Sie klopft sich mit der flachen Hand auf die Brust. „Mein Sohn wird euch zu einem Hotel bringen. Seid meine Gäste.“ Die Nacht zuvor hatten wir unter einer Brücke geschlafen, und diese Einladung fühlt sich an wie Weihnachten.
Dass sie ihm Geld gibt für das Zimmer, sollen wir nicht sehen, und ich bekomme ein schlechtes Gewissen. Andererseits fühlt es sich an, als buchte sie eine weitere Attraktion für die Hochzeitsfeier: Trinkt und macht Fotos mit den weißen Männern.
Noch bevor es zum Hotel geht, müssen wir liefern. Die Hochzeits-DJane, eine burschikose Mittvierzigern, kommt an unseren Tisch, sie spricht in ein Mikrofon, alles dreht sich in unsere Richtung und lacht.
„Komm, komm!“
Sie führt uns zur Musikanlage, die ein eingebautes Karaoke-Display hat. Vlad macht auf super beschäftigen Kameramann und grinst mich Haha!-mäßig an, wofür er hoffentlich, sollten wir irgendwann vor unseren Richter treten müssen, ein paar Stunden extra grillen muss.
Frau DJ drückt mir das Mikro in die Hand. Glücklicherweise muss ich nur eine geringe Hemmschwelle überschreiten, wenn mich jemand auffordert, die Blamage-Straße runter zu laufen. Dennoch lehne ich es dankend ab, zur Instrumentalversion eines chinesischen Popsongs vor Publikum zu fantasingen. Nach einer kurzen Inventur meiner sonstigen Entertainmentqualitäten entscheide ich mich dazu, ein Gedicht vorzulesen.

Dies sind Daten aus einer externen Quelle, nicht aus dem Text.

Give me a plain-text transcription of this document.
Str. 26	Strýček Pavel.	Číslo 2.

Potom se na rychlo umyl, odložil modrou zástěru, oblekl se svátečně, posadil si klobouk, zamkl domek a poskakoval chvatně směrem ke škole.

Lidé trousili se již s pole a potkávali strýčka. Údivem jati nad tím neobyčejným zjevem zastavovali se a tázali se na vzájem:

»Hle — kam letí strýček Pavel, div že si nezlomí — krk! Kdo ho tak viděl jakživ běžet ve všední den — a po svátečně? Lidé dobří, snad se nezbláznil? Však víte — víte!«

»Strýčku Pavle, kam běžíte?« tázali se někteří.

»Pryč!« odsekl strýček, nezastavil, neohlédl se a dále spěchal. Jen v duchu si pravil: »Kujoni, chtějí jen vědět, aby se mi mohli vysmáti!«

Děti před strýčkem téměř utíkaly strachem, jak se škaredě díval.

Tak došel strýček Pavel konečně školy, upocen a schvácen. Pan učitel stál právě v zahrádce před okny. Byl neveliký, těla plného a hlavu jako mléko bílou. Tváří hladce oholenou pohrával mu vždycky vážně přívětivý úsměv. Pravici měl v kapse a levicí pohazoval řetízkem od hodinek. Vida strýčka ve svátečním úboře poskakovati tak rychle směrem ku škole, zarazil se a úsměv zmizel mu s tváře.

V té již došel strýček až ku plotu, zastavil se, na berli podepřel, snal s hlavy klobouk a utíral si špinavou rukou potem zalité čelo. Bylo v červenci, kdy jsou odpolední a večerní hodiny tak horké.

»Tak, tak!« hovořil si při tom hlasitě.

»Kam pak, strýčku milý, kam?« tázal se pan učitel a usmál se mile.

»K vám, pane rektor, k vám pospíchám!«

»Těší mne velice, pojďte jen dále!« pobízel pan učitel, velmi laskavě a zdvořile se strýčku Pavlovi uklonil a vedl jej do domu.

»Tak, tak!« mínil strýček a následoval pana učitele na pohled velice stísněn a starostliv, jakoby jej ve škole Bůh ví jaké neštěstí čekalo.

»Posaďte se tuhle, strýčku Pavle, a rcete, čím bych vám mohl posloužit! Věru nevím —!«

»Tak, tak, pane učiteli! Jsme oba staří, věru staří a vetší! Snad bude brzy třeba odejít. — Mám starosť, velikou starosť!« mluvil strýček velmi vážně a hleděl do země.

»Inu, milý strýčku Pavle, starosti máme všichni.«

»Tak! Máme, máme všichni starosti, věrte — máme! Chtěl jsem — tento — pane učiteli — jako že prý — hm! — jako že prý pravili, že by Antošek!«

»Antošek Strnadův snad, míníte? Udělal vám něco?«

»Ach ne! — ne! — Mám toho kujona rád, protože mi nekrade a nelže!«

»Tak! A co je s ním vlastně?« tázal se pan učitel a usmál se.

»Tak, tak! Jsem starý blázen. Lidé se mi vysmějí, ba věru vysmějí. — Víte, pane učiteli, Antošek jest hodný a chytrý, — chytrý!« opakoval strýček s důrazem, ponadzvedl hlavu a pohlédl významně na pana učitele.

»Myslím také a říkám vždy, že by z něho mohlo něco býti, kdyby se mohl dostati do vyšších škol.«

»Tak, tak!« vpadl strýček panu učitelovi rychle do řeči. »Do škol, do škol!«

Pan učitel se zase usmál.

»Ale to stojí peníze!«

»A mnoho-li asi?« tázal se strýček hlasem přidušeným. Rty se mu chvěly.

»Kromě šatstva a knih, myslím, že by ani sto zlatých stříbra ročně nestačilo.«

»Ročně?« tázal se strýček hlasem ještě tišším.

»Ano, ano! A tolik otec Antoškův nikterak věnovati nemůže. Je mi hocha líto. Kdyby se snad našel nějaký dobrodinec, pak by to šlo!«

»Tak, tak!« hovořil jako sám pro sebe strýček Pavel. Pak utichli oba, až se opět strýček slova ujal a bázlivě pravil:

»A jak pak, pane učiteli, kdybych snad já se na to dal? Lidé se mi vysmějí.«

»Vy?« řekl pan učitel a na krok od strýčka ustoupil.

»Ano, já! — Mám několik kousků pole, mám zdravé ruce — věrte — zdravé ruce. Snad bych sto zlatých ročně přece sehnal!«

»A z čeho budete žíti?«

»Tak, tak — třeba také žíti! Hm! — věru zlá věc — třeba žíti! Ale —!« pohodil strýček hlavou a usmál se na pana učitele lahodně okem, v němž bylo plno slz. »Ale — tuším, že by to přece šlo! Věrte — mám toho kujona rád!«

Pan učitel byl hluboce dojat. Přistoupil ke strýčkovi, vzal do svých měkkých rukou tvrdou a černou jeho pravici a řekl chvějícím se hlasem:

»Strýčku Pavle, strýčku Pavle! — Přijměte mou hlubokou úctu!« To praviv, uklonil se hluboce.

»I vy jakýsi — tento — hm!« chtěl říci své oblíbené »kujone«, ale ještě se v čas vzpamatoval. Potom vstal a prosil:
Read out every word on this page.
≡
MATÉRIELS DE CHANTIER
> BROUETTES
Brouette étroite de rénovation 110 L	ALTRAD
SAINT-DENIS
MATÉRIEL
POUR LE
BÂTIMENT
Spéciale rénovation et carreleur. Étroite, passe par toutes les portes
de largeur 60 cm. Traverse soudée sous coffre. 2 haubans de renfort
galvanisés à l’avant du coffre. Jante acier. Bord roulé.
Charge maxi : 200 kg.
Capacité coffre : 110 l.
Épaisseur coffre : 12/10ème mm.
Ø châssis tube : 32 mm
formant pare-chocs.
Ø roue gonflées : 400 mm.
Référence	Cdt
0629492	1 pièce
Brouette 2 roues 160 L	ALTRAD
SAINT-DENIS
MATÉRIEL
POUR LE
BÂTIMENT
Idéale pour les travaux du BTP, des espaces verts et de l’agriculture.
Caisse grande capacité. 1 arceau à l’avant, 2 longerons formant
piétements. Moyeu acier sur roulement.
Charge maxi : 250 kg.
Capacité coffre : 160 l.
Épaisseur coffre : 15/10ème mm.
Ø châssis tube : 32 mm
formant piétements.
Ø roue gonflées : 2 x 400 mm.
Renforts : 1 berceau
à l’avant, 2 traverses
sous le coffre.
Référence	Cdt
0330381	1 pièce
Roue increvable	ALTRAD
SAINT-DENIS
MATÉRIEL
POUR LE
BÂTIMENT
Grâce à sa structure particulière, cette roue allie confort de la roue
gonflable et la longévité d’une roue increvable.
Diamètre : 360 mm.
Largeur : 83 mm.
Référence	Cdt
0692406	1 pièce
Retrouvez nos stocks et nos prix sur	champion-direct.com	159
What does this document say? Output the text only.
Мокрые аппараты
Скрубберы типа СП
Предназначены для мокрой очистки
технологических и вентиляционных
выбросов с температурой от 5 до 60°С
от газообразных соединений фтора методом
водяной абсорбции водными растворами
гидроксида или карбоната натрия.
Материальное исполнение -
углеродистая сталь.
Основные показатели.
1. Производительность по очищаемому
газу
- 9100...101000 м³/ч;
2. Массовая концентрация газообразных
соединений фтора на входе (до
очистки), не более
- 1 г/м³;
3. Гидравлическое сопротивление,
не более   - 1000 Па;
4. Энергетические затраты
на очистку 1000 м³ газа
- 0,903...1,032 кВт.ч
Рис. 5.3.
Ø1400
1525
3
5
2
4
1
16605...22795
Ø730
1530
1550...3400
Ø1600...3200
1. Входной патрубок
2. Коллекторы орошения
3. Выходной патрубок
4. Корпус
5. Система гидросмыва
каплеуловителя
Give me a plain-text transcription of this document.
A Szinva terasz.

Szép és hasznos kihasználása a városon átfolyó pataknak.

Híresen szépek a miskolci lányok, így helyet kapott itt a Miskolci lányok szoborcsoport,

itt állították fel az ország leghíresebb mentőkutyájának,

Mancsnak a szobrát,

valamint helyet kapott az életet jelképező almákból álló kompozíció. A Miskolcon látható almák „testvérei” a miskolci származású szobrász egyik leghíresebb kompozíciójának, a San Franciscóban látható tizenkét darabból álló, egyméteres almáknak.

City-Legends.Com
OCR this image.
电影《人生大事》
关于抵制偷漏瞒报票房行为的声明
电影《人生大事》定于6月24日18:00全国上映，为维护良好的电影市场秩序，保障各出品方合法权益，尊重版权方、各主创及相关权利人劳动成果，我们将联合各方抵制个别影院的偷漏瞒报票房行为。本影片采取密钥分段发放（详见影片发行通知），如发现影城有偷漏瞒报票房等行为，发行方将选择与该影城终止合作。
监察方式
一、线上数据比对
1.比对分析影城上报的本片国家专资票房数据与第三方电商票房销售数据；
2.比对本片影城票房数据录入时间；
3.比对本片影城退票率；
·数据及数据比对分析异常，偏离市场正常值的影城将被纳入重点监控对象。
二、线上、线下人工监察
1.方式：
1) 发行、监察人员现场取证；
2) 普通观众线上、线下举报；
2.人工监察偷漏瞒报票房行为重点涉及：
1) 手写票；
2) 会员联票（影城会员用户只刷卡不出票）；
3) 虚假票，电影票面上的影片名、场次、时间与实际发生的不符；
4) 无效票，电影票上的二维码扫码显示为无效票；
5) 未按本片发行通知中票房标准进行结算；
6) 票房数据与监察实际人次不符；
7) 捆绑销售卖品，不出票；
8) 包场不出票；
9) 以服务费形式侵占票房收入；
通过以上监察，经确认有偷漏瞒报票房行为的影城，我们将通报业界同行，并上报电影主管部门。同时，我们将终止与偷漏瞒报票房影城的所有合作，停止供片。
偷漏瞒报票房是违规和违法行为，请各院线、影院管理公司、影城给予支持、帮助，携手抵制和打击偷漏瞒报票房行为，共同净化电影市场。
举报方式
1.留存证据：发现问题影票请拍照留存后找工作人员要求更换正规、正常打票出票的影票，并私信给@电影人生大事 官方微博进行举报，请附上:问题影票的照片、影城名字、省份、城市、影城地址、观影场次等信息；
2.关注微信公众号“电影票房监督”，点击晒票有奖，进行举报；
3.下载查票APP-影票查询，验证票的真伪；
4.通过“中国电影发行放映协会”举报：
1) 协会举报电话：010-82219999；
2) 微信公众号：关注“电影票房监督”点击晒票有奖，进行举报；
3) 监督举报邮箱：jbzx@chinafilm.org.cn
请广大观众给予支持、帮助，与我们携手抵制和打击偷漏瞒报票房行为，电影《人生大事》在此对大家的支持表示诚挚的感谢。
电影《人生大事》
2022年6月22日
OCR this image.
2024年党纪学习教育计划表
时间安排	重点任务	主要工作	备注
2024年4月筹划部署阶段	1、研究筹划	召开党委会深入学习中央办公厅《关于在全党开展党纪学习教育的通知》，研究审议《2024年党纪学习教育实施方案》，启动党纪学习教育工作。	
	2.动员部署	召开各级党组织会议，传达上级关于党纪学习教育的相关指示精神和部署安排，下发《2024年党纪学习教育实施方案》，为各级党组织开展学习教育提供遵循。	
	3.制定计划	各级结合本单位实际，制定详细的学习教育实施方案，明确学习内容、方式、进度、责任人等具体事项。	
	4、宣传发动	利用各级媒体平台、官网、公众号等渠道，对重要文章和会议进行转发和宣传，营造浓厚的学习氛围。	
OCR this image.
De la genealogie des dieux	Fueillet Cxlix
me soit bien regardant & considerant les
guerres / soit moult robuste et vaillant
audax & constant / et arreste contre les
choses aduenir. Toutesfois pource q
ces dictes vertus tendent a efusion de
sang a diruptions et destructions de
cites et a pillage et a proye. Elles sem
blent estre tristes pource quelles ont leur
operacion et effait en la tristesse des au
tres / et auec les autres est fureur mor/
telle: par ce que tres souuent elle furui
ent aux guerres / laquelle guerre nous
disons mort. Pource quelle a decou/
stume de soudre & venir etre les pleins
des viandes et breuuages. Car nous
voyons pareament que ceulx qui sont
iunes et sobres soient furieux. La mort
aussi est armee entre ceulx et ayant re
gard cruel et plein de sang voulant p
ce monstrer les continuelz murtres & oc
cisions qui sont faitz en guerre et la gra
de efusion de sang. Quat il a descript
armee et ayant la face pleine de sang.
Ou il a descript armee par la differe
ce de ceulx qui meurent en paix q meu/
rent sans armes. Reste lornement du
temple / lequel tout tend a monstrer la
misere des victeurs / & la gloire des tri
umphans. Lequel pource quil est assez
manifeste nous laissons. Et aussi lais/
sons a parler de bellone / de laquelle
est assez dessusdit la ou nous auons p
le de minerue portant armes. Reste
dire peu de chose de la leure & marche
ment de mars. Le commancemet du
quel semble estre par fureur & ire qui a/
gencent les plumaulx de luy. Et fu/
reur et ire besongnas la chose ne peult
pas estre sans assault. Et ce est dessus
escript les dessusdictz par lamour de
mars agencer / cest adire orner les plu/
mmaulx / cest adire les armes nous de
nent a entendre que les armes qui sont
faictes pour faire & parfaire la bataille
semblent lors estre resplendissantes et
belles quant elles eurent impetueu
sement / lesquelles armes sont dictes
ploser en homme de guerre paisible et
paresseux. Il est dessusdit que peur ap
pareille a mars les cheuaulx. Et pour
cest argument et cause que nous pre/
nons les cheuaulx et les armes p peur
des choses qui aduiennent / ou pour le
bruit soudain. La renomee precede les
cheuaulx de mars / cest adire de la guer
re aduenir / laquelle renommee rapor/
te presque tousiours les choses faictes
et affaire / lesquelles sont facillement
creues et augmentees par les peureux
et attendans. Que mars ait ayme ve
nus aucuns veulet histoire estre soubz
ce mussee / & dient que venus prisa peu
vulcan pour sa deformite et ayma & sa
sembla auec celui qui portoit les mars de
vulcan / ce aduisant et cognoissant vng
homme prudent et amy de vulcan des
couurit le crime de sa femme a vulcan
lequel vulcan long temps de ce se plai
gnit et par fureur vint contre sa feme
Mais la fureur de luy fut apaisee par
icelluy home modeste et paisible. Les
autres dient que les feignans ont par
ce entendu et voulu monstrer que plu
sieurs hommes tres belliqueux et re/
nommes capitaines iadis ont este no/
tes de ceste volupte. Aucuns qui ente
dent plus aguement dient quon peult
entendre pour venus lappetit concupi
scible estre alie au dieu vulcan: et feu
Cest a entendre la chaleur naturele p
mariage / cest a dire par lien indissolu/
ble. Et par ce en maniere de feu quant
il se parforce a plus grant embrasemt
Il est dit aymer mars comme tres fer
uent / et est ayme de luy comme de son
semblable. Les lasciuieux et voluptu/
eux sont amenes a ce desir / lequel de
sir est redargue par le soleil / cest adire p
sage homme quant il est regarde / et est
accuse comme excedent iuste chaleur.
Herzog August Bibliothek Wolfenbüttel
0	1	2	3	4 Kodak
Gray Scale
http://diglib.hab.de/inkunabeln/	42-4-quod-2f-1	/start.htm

Mit mehr gutem Willen als Talent rezitiere ich etwas, das ich vor Jahren einmal zusammen gekritzelt habe. Ein halbes Dutzend Leute filmen mich dabei. Schmerzhafte Erinnerungen an die schlimmsten Seiten von Weihnachten, die endlosen Momente meiner Kindheit, in denen ich „was aufsagen“ oder singen musste, um mein Geschenk zu bekommen, werden in mir wach, und ich bin mehr als erlöst, als ich entlassen bin und meine Gastrolle wieder im Hinterstürzen miesen Reisweins ihre Erfüllung erfährt.
Nach einer Dusche und einem kurzen Nickerchen im Hotel kehren wir kurz nach neun zurück zur Party, in würdigeren Klamotten, darauf erpicht, unseren Verpflichtungen als Gäste nachzukommen - müssen jedoch feststellen, dass das andere neun Uhr gemeint war, das am Morgen.
Wie bei Weihnachten – um diesen miesen Vergleich endgültig überzustrapazieren – geht es bei Hochzeiten in China mindestens genauso sehr ums Geschäft wie um Liebe.
Der Druck zu heiraten, ist enorm, denn aus Ehen sind die Maschen des Netzes sozialer und finanzieller Absicherung geknüpft, das die Abwesenheit des Wohlfahrtsstaates ersetzen muss. 30 und noch Single? Sowas nennt man hier „unappetitlichen Rest“. Von Kindern wird erwartet, einmal die Eltern zu versorgen. Dem nicht nachzukommen, kann einen sogar ins Gefängnis bringen. Auch wenn das entsprechende Gesetz äußerst selten angewendet wird, ist der gesellschaftliche Druck, sich dem Willen der Eltern zu beugen, riesig. Noch bis 2003 war sogar das Einverständnis der Arbeitsstelle zur Partnerwahl Voraussetzung.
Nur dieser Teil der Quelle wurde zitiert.